At this point of his effort man stands face to face with the irrational. He feels within him his longing for happiness and for reason. The absurd is born of this confrontation between the human need and the unreasonable silence of the world [1]

Scott Short’s exhibition Confundere engages with the theory of artificial reproduction, wherein the act of creating an image—through mechanical or manual process—is inescapably tied in its translation to some form of recollective distortion. Through a series of works that blur the lines between abstraction and representation, Short challenges traditional notions of artistic authenticity and the role of technology in shaping visual culture. Drawing on the idea that all art is a form of reproduction, his practice challenges traditional notions of creative expression by acting as a participant rather than the operator of the copy. Intentional and accidental mark are incorporated through muscle memory, a corporeal system honed by the transfer of reference material to canvas by brush, lending textural nuance through sustained, sacrificial labor. The works distill a collaboration between man and machine, echoing and layering collective memory against itself while bridging both perspectives. Short employs images as marks, signifiers or vehicles for meaning, rather than striving for representations of reality or painterly methods of illusion.

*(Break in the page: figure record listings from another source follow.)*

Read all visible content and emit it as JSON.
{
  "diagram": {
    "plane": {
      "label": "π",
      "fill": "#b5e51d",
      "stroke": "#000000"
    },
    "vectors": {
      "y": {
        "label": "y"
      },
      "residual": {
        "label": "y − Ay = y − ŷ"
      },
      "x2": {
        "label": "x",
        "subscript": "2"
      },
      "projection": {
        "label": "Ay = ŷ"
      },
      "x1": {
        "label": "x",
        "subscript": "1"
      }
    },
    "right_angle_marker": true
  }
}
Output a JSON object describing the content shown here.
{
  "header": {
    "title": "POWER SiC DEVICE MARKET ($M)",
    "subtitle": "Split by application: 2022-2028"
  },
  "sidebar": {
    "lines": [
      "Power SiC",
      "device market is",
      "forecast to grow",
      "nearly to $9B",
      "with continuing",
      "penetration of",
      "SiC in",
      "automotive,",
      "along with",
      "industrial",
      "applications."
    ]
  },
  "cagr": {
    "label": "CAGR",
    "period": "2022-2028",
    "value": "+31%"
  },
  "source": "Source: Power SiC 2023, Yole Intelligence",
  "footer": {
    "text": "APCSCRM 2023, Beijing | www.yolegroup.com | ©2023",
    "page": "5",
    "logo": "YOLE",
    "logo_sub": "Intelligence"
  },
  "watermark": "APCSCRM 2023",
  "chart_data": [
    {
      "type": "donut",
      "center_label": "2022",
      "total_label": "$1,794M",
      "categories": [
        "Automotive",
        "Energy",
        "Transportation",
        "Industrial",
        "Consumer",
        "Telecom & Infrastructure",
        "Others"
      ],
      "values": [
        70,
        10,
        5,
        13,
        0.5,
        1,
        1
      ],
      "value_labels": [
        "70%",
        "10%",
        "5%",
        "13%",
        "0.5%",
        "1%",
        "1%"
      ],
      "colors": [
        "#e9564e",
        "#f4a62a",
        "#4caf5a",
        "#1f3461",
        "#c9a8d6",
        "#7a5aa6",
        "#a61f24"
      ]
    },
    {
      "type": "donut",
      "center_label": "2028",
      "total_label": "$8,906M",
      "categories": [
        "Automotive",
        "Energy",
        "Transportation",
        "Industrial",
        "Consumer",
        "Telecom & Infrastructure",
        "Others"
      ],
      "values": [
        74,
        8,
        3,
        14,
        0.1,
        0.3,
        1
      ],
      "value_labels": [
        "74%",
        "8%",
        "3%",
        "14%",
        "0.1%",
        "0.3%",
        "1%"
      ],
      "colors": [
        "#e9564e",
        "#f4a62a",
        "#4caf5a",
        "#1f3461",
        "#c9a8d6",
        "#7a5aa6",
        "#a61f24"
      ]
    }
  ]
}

In Confundere, Short’s figures and forms oscillate between recognizable imagery and dissociations of pictorial utility. Borrowed imagery collapses upon itself, responsive to the echoes of time. The process itself becomes an integral part of the narrative, exposing both human inclination and mechanical interference. He draws on postwar iconography, political figures, and the absurdity of cartoonish depictions to express a world where reason is constantly undermined by the irrational. At the core of the work is a sense of fragmentation—historical references collide with the contemporary condition, all distorted by the act of reproduction. These elements mirror the fragmentation of modern life, where clarity and meaning slip through our fingers like sand.

With a deep respect for the slow, tactile nature of painting, Short’s work resists the allure of convenience and mass production, instead celebrating the quiet beauty of layered depth, scale, and subtle imperfections. In an era of relentless visual bombardment—where ads, social media, and algorithmic feeds dictate the tempo of daily life—Scott’s work resists the churn. His commitment to maintaining intimacy within large-scale works underscores his belief that proximity, detail, and patience reveal a deeper emotional resonance. His practice embraces slowness, rejecting the immediacy of disposable imagery in favor of a meditative, anti-convenient approach. Within this, he challenges artificial legibility—the streamlined clarity of mass-produced visuals—by disrupting expectations of form, meaning, and recognition. Drawing from Walter Benjamin’s notion of the aura, Short challenges the idea that an image’s meaning is tied to its origin. In this context, he pushes against the concept of the original in art, emphasizing the importance of the copy, the reproduction, and the imperfections that arise from these processes as circumstantial outliers. This is a practice of operating without a fixed intent, allowing the work to unfold naturally—a practice of being in the moment, outside of time, yet deeply entrenched in it. In a world where the attention economy thrives on speed and surface-level engagement, his work demands something different: time, patience, and the willingness to sit with ambiguity. Each piece lingers in the in-between, a quiet defiance against the hyper-saturated landscape of contemporary visual culture.

  1. Camus, Albert, 1913-1960. 1955. The Myth of Sisyphus, and Other Essays.. New York, Knopf.